The recent global incident caused by a technical error in CrowdStrike's Falcon security software brought to light a critical - yet often overlooked - aspect of cyber insurance— the necessity to expand risk considerations beyond traditional cyberattacks.
The incident, which originated from a faulty update, affected around 8.5 million devices and caused severe disruptions across multiple sectors, including airlines, supermarkets, and financial institutions.
Insured losses from this incident are expected to be the largest from a single cyber event since the NotPetya attack in 2017, with estimates from insurers suggesting a $5.4 billion impact on US Fortune 500 companies.
Interestingly, the estimated insured damages for American companies alone range from $540 million to $1.08 billion, accounting for only 10% to 20% of total disaster cost. This underscores the evolving nature of digital risks and the urgent need for insurers and companies to adapt proactively.
Expanding risk considerations
Cyber insurers must recognize that technical errors, like the one seen in the CrowdStrike incident, can be as disruptive as malicious cyberattacks. Errors of this nature can lead to significant business interruptions, data loss, and financial damage. Despite these significant losses, CrowdStrike’s liability is reportedly limited to the fees paid by affected companies.
Insurers need to revise their policies to include coverage for technical glitches, ensuring comprehensive protection for their clients. Some policies already acknowledge this need, covering business interruptions caused by non-malicious events. However, there is still room for improvement and broader adoption.
Disaster recovery to IT resilience
Businesses must shift their focus from merely recovering from disasters to building IT resilience. This approach ensures that technical errors are managed as tolerable incidents rather than full-scale disasters. IT resilience involves proactive measures such as regular system updates, rigorous testing of backup systems, and robust disaster recovery plans.
To enhance IT resilience, businesses should diversify their data storage solutions, using both cloud-based and on-premises systems to prevent data loss from a single point of failure.
Implementing redundant systems ensures continued operations during a technical error, while regular testing of backup and recovery systems helps identify and address potential vulnerabilities. Employee training on best practices for IT resilience and disaster recovery is crucial for minimizing the impact of technical errors.
Potential changes in insurance landscape
The insurance landscape is likely to evolve in response to such outages. Insurers may revise their policies to better cover technical errors and ensure that their clients have adequate protection against a broader range of risks. According to the Insurance Information Institute, cyber insurance premiums are projected to double over the next decade.
In 2022, premiums totalled $11.9 billion, and they are expected to reach $22.5 billion by 2025 and increase to $33.3 billion by 2027.
Business interruption, dependent business interruption, data restoration, incident response, and voluntary shutdown costs are expected to be the most directly affected areas of damage.

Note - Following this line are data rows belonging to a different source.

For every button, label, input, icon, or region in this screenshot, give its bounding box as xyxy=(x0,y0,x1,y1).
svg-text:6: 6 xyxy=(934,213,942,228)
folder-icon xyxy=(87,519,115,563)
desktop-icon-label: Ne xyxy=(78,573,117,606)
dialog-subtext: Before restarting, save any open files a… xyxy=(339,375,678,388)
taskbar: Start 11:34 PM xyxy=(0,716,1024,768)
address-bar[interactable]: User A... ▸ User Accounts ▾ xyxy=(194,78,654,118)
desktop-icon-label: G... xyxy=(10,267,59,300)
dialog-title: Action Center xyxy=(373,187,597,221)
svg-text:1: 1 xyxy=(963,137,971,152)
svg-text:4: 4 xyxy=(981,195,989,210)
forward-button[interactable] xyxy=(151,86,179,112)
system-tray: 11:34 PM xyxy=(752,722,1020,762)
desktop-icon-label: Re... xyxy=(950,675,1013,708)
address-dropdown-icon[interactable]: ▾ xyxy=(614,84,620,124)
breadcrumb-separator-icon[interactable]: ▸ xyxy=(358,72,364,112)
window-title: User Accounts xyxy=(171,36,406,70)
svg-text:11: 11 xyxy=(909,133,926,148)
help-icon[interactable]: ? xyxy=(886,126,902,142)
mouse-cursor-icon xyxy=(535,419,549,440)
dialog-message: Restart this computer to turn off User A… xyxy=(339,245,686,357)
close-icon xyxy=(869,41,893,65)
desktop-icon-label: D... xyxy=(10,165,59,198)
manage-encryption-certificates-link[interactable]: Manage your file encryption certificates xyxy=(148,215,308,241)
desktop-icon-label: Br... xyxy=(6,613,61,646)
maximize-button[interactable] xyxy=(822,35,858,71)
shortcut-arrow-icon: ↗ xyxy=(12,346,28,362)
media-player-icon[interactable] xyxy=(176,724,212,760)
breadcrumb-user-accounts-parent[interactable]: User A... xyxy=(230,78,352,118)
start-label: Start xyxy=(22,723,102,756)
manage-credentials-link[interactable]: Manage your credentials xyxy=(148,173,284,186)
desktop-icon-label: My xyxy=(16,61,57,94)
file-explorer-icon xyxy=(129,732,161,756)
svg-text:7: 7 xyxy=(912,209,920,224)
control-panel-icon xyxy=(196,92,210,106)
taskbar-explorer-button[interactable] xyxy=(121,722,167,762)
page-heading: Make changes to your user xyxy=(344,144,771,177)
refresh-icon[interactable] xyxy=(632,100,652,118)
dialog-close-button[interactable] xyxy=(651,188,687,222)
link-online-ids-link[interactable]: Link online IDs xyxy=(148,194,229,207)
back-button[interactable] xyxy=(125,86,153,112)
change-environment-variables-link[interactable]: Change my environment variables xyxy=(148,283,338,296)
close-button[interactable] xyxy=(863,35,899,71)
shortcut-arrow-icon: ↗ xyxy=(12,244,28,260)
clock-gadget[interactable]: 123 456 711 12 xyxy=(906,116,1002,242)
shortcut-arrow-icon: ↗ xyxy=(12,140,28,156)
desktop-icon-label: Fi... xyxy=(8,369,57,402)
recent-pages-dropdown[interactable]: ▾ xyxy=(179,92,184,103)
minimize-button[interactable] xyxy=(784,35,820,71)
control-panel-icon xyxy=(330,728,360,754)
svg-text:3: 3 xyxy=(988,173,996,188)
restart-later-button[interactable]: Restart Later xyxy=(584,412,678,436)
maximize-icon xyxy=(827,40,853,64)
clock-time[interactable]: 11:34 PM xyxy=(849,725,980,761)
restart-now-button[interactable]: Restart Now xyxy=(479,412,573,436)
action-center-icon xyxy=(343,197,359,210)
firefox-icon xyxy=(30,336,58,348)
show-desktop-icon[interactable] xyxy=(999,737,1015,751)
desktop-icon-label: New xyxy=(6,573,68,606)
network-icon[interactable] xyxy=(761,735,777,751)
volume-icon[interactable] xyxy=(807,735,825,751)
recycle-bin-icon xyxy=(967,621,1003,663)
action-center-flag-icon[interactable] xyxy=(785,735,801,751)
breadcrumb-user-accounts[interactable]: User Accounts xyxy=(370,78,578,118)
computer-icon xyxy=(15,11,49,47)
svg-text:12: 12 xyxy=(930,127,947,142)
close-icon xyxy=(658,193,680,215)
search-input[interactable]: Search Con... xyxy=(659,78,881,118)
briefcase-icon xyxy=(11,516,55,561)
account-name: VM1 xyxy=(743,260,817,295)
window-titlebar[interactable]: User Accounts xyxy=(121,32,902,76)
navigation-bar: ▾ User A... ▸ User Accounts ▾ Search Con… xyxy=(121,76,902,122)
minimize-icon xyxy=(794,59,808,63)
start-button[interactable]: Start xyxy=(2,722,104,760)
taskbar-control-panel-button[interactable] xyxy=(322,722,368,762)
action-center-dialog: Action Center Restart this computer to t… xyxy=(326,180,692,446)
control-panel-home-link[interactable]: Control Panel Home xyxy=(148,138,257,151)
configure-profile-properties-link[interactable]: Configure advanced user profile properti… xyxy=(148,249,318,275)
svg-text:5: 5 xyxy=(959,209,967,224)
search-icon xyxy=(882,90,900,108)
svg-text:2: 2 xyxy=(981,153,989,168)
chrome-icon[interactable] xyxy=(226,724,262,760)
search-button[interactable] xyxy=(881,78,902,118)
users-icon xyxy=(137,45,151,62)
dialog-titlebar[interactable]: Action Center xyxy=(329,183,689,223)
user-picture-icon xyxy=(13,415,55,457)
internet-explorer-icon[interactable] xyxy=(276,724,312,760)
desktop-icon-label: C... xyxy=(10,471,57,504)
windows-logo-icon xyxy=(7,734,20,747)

Necessity of coverage for technical errors
In today's tech-dependent world, insurance coverage for technical errors is not just a luxury but a necessity. Businesses rely heavily on IT systems for their daily operations, and even minor technical glitches can result in significant disruptions. Insurers must emphasize the importance of such coverage and work towards making it a standard inclusion in cyber insurance policies
The CrowdStrike incident also highlighted the vulnerability of interconnected systems and the potential for cascading failures. For instance, the outage caused gate screens to turn blue and blank at Denver International Airport, leading to significant disruptions in flight operations. Globally, over 5,000 flights were cancelled, representing 4.6% of scheduled flights for that day.
As the digital landscape continues to evolve, so too must the strategies employed by insurers to protect their clients. The need for comprehensive cyber insurance that covers a wide range of risks, including technical errors, has never been more apparent.
Insurers must rise to the challenge and provide the protection that today's businesses require. Only then can we ensure that the digital economy remains resilient and robust in the face of an increasingly complex threat landscape.